This year in PR (2023)

About the author

Richard Bailey Hon FCIPR is editor of PR Academy's PR Place Insights. He teaches and assesses undergraduate, postgraduate and professional students.

It’s been wild & wonderful here today #Orkney. Photo: Laura Skaife-Knight
It’s been wild & wonderful here today #Orkney. Photo: Laura Skaife-Knight

With the exception of a few holiday weeks like this one, on each Friday in 2023 we published a roundup of noteworthy content (#ThisWeekinPR). Each piece of content was chosen by our editor as interesting or as useful (following the golden rule of social media content: ‘be interesting. And if you can’t be interesting, be useful.’)

So each piece chosen was a qualitative vote in favour of that content.

Now, after 49 weekly entries and 1597 pieces of content, we can quantify all of these individual votes and name the year’s most prolific content creators.

We chose a ‘pic of the week’ to illustrate that week’s content from 30 different people. Here’s the ranking of those whose photos were chosen more than once:

Name  Pics of the week
Tony Langham 6
Mandy Pearse 5
Ann Pilkington 5
Alex Woolfall 3
Mike Collins 2
Kevin Ruck 2
Stuart Thomson 2

 

Our photo to illustrate this year-end is a stunning picture that tells its own story, but I’d like to add a further biographical explanation. Laura Skaife-Knight used to appear regularly in previous years when she was a director of comms for an NHS Trust. She’s no longer in that role, and so has not featured this year. Since April 2023 she’s been chief executive of NHS Orkney. While in theory comms leaders should be well placed to take on the role of organisation leaders, in practice there are few examples from the public or private sectors that I can think of (it’s perhaps more common in the third sector).

So to the numbers. I try to limit people to one appearance per week, but there are some who consistently produce quality content week on week.

Name  Mentions
Stephen Waddington 40
Ben Smith (PR  Moment) 35
Amanda Coleman 33
CIPR (including its groups) 30
Dan Slee 30
Stuart Thomson 29
Emma Drake 27
Jenni Field 25
Neville Hobson 23
Maja Pawinska Sims 21
PRCA 20
Stuart Bruce 18
Advita Patel 16
Scott Guthrie 15
MHP Group (inc MHP Public Affairs) 14
Mark Borkowski 13
David Olajide 12
Paul Sutton 12
Andrew Bruce Smith 11
Dan Holden 10
Rachel Miller 10
Frankie Oliver (PR Week) 10

 

There’s a pattern to these names and numbers (some fit in more than one category). There are the veteran bloggers (Stephen Waddington, Amanda Coleman, Stuart Bruce among them); there are the prolific podcasters (Ben Smith, Emma Drake, Paul Sutton and Frankie Oliver among them); there are the LinkedIn commentators (Andrew Bruce Smith, Mark Borkowski) and there are publishers and journalists (Ben Smith, Maja Pawinska Sims).

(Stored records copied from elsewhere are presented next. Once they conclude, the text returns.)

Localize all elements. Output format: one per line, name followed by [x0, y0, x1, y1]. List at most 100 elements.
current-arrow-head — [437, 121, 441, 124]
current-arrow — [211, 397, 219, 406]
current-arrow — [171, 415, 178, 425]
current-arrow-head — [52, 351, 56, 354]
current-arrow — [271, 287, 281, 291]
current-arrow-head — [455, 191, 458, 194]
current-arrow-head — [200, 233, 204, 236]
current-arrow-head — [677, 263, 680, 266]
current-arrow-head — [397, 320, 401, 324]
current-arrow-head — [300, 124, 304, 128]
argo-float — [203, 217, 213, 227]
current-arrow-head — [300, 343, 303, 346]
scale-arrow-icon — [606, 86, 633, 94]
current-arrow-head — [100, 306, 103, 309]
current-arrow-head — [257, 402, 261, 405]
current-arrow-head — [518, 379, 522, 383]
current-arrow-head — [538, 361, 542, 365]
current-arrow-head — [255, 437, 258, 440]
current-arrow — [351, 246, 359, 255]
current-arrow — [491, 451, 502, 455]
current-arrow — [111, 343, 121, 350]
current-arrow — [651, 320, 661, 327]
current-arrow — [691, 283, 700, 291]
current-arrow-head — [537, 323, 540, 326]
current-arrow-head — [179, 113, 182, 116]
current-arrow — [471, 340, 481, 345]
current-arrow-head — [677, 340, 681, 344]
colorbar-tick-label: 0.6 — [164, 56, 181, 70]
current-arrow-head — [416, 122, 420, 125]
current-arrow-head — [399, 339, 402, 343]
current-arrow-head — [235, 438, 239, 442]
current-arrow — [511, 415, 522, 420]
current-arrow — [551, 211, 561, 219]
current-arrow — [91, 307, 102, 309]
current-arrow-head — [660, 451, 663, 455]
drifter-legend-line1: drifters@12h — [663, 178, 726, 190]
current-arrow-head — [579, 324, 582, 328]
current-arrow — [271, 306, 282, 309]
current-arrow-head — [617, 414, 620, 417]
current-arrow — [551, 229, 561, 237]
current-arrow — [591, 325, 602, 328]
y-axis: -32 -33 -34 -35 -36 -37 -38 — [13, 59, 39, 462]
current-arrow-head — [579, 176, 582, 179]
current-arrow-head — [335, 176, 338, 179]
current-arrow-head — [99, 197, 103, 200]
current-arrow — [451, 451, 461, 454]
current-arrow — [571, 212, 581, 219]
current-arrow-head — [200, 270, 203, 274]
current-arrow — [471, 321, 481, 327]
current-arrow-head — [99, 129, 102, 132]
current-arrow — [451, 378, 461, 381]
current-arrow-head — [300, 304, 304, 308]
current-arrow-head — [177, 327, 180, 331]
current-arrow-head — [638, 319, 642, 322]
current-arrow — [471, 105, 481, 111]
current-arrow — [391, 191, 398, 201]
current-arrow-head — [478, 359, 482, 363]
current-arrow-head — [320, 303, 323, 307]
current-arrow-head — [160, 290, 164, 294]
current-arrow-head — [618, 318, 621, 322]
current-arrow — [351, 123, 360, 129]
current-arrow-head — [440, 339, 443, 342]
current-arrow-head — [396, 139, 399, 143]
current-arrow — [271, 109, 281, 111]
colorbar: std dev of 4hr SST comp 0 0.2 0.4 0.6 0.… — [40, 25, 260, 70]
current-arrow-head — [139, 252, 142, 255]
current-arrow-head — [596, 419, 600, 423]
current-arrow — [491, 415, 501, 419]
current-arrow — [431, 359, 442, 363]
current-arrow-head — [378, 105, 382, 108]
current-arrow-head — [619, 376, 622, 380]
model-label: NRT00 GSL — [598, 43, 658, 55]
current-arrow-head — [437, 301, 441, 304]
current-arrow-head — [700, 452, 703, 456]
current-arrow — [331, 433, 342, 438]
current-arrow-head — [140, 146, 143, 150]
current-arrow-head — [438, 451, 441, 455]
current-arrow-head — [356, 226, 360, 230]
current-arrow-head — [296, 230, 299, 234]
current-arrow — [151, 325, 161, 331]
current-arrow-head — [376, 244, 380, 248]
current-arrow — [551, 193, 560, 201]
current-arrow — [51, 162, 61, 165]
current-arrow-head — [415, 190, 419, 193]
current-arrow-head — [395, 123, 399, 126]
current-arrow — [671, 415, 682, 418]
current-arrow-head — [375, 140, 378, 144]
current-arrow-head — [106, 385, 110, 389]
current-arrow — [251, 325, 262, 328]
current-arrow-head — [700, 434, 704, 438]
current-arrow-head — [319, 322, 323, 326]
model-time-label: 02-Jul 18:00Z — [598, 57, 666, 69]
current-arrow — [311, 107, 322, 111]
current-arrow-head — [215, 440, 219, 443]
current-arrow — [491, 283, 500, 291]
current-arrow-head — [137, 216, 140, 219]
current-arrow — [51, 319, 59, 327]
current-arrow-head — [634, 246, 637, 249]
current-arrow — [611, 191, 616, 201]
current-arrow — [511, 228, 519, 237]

That suggests one of the social media and content trends of the year. While podcasting is not new (Neville Hobson started almost two decades ago), it seems to have reached a new peak in 2023. LinkedIn has also grown in importance as X (formerly Twitter) has declined.

Indeed, there’s a sense that we’re witnessing the endgame for social media, to be replaced with private messaging services such as WhatsApp and that other repurposed channel, the newsletter.

This is not the place for a review of the themes of the year (AI is sure to feature in 2024). But looking back at the entries reminds me of the shock when I heard that Francis Ingham had died in March.